As the Israeli troops have advanced, tens of thousands of people have fled their homes, and the United Nations Relief and Works Agency, which assists Palestinian refugees, said more than 60,000 Gazans had taken refuge in 49 shelters provided by the agency, most of them schools.
"The speed with which this has happened is staggering," said Robert Turner, director of operations for UNRWA in Gaza. "The number of displaced persons doubled in one day." Turner said that if the stream of arrivals continues, the agency would run out of basic stocks of mattresses and other vital supplies.
U.N. agencies reported that damage to water and electricity lines had caused widespread power outages and left 900,000 people without running water.
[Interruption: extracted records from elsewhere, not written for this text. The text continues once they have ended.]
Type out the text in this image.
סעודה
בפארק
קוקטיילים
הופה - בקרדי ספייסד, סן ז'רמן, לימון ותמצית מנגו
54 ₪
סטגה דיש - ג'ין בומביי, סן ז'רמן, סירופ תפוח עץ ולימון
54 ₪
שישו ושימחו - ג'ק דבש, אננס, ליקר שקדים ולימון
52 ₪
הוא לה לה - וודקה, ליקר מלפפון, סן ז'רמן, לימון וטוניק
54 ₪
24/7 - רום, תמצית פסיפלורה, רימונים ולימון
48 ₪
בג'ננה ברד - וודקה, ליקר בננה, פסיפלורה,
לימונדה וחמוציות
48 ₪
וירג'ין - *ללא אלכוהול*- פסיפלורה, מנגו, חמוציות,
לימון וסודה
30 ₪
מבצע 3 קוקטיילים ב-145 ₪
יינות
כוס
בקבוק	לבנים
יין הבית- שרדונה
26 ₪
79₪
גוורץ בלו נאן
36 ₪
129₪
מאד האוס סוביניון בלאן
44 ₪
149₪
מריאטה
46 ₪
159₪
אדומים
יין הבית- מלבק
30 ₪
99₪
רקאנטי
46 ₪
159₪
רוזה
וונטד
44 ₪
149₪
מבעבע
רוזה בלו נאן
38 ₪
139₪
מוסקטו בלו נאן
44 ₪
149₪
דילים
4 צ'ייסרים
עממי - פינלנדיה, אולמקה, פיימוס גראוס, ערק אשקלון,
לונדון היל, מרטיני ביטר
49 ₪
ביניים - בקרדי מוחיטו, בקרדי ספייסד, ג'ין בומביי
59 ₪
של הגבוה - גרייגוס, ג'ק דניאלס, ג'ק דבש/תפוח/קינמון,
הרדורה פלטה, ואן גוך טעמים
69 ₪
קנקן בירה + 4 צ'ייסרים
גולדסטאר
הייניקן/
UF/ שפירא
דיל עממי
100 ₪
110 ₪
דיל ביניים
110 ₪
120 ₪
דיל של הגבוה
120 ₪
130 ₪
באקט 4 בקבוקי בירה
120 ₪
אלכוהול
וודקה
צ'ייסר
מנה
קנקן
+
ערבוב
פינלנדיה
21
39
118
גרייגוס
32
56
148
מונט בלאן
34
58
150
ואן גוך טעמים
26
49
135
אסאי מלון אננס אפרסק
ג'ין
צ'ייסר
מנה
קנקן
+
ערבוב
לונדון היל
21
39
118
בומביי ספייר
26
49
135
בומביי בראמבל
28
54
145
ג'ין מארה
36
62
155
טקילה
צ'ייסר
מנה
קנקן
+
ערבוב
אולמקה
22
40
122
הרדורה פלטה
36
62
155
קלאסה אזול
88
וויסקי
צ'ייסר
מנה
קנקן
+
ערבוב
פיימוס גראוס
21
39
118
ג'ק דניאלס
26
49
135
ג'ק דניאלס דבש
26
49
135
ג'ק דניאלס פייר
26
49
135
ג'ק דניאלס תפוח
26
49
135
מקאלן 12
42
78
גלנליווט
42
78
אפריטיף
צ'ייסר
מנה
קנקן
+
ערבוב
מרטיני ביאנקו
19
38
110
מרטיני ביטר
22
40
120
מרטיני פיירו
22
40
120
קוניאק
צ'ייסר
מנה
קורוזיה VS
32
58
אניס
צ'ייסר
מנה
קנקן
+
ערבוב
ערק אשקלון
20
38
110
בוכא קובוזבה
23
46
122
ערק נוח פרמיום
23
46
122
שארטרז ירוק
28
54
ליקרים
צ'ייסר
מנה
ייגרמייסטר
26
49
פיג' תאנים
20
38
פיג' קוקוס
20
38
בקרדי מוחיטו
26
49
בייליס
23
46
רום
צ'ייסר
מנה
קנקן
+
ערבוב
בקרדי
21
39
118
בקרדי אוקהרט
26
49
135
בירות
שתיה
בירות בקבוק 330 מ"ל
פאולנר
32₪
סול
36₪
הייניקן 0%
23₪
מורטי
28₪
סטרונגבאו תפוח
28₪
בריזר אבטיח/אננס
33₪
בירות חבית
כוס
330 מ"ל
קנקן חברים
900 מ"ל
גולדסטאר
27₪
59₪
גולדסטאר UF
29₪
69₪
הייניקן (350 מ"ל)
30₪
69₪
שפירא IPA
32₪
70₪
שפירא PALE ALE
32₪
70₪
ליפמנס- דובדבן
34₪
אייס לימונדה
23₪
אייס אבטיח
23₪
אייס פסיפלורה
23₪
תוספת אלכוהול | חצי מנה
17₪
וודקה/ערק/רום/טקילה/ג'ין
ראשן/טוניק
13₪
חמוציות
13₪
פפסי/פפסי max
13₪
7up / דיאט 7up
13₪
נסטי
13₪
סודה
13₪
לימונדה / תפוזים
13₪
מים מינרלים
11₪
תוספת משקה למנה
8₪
About half of the sewage pumping and wastewater treatment systems in Gaza were no longer functioning, the agencies said.
Militants in Gaza fired volleys of rockets at Israel on Saturday, killing a man in a Bedouin encampment near Dimona, a town near the site of Israel's nuclear reactor. Four of the man's relatives were wounded, including a 3-month-old baby who was in serious condition.
The Bedouin, part of Israel's Arab minority, live in shantytowns scattered across the southern Negev region, and lack early warning systems and shelters that have prevented casualties in Israeli cities and towns.
U.N. Secretary-General Ban Ki Moon planned to travel to the region to try to end to the fighting. Diplomatic efforts continued Saturday with no signs of progress.
At a news conference in Cairo with French Foreign Minister Laurent Fabius, Egypt's foreign minister, Sameh Shukri, said his country had no plans to revise a cease-fire proposal that has been rejected by Hamas.